The journey of our participant teams takes in multiple methods such as systems and design thinking, neuroscience, appreciative inquiry, biomimicry, and more. Along the way, they interview extraordinary people to drive their prototype solutions to the next level.
These systems-led collaborations present a unique opportunity for immersion in a world-leading innovation methodology whilst developing new strategic relationships with industry partners. Perhaps the most impactful benefit is that when everyone affected by a challenge is in the room, the things they design are more likely to stand up. That is because they have been co-created by policymakers, academics, end users, and private businesses together.
When to use it?
The best time to turn to cross-sector collaboration is when two things are true:
- System-wide change is needed; and
- These require multi-stakeholder collaboration.
We have used this approach to tackle complex, systemic challenges like residential aged care, mental wellbeing at work, sustainability, access to sport for people with disability and rethinking Type 2 diabetes.

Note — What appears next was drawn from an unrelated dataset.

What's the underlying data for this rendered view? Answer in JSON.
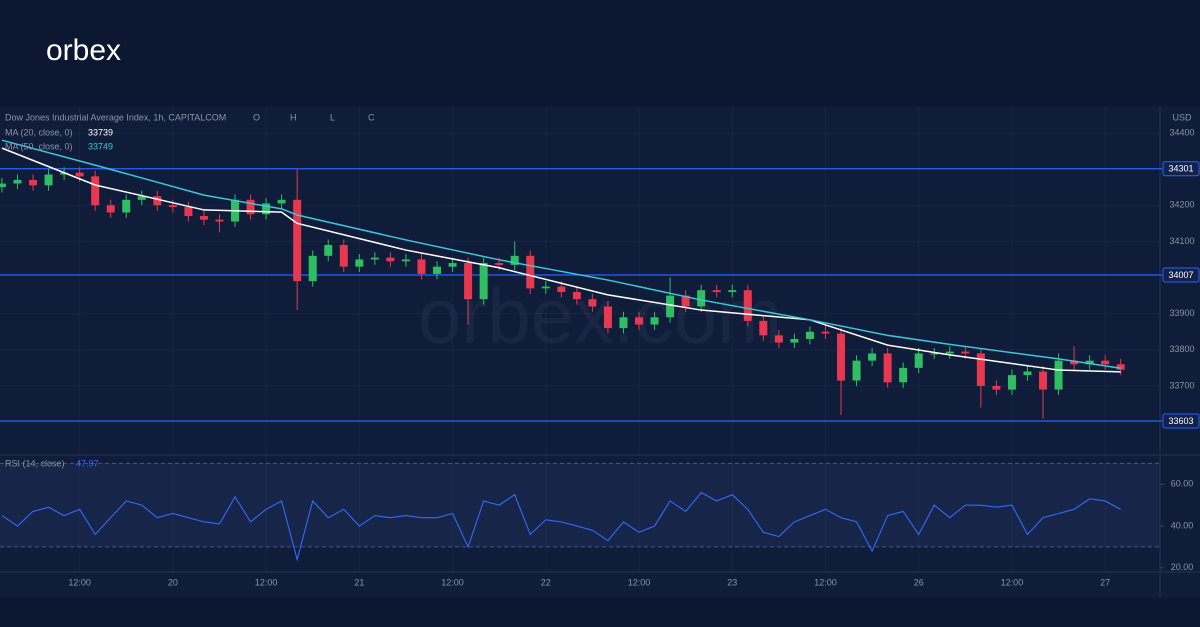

In each case, we brought public and private stakeholders, academics, regulators and corporations together to understand the complexities and co-design solutions together.
Success Story
Mission
Crazy Might Work were engaged by academics from a leading University in inclusivity. The mission was to increase participation in sport and recreation for people with disability. We designed and delivered a program to drive a collective effort to transform the active recreation sector—harnessing the collective expertise and research capability alongside partners from industry and the community.
Solution
Ten teams generated fresh ideas that reshaped thinking around inclusivity in sport and recreation. Each team comprised policymakers, academics, private businesses, and people with disabilities. They joined in a thinktank setting to brainstorm, develop and pitch concepts designed to transform people’s lives and the sector itself.
Results
This 10 week process was delivered, almost entirely, online with considerable adaptation to make sure the experience was inclusive and stimulating for everyone involved. Several of these prototypes have gone on to be implemented and the academic leaders launched an innovation lab to continue momentum on the collaborations and ideas developed.